将3D打印技术用于食品领域的研究和应用还较少,虽然3D打印用于食品领域可以很好的满足人们对个性化食物的需求,可以根据目标人群制作不同营养成分的食物,可以扩大食材的范围,但该项技术仍然面临一些技术难题,如怎样实现精确化打印、怎样利用常规的浆状物料来打印复杂的立体结构、怎样使打印食品在后续的加工过程中保持形状等,这些问题的解决将很好的促进打印食品工业的发展。

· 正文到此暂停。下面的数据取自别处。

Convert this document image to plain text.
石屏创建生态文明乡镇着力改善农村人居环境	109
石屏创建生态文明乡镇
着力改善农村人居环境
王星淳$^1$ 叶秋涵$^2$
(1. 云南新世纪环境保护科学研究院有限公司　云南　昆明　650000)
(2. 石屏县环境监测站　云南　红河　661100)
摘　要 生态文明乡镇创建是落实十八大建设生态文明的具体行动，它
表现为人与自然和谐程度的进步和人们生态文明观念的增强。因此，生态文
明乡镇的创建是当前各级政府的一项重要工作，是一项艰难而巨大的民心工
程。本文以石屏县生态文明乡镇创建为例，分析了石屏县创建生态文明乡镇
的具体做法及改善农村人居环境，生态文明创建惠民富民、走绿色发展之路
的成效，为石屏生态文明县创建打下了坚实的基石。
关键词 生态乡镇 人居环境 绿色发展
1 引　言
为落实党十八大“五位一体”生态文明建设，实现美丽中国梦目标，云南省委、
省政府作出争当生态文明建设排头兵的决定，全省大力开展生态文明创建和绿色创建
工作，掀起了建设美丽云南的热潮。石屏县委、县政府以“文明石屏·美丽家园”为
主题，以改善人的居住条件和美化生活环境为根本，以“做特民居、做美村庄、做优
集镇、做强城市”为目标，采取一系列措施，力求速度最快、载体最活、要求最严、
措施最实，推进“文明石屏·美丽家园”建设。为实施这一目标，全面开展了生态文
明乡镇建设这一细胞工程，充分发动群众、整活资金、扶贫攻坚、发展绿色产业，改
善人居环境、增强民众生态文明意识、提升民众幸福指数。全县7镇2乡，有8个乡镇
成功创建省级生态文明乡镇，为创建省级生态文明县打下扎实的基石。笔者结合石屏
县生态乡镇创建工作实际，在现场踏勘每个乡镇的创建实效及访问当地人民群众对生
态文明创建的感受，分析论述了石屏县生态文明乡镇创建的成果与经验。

将3D打印技术应用于食品的个性化定制生产方面,可以很好地满足人们的个性化、娱乐化饮食需求,提高人们的饮食品质。土豆泥在世界范围内被广泛食用,即食土豆泥的精细化3D打印可以为现在单一的土豆泥市场增添活力,可将其作为餐饮冷盘来满足人们的个性化、高品质需求。
魏宏辉等(2015)发明了一种可食用的3D打印材料及其制备方法(公开号:CN104938562A),其原料包括主料和辅料,主料包括淀粉40%~60%,水12.5%~13.5%,游离糖4%~6%等,辅料包括甲基纤维素酶,矿物质和环状寡聚糖等。此3D打印材料主要成分为碳水化合物,是人们补充能量的基础性食物,但该发明只是讲了3D打印材料的制备,没有具体讲到打印参数对打印性能和精度的影响。而本发明在确定最优的打印材料之后,也具体确定了最优的打印参数,提高了打印的精确性。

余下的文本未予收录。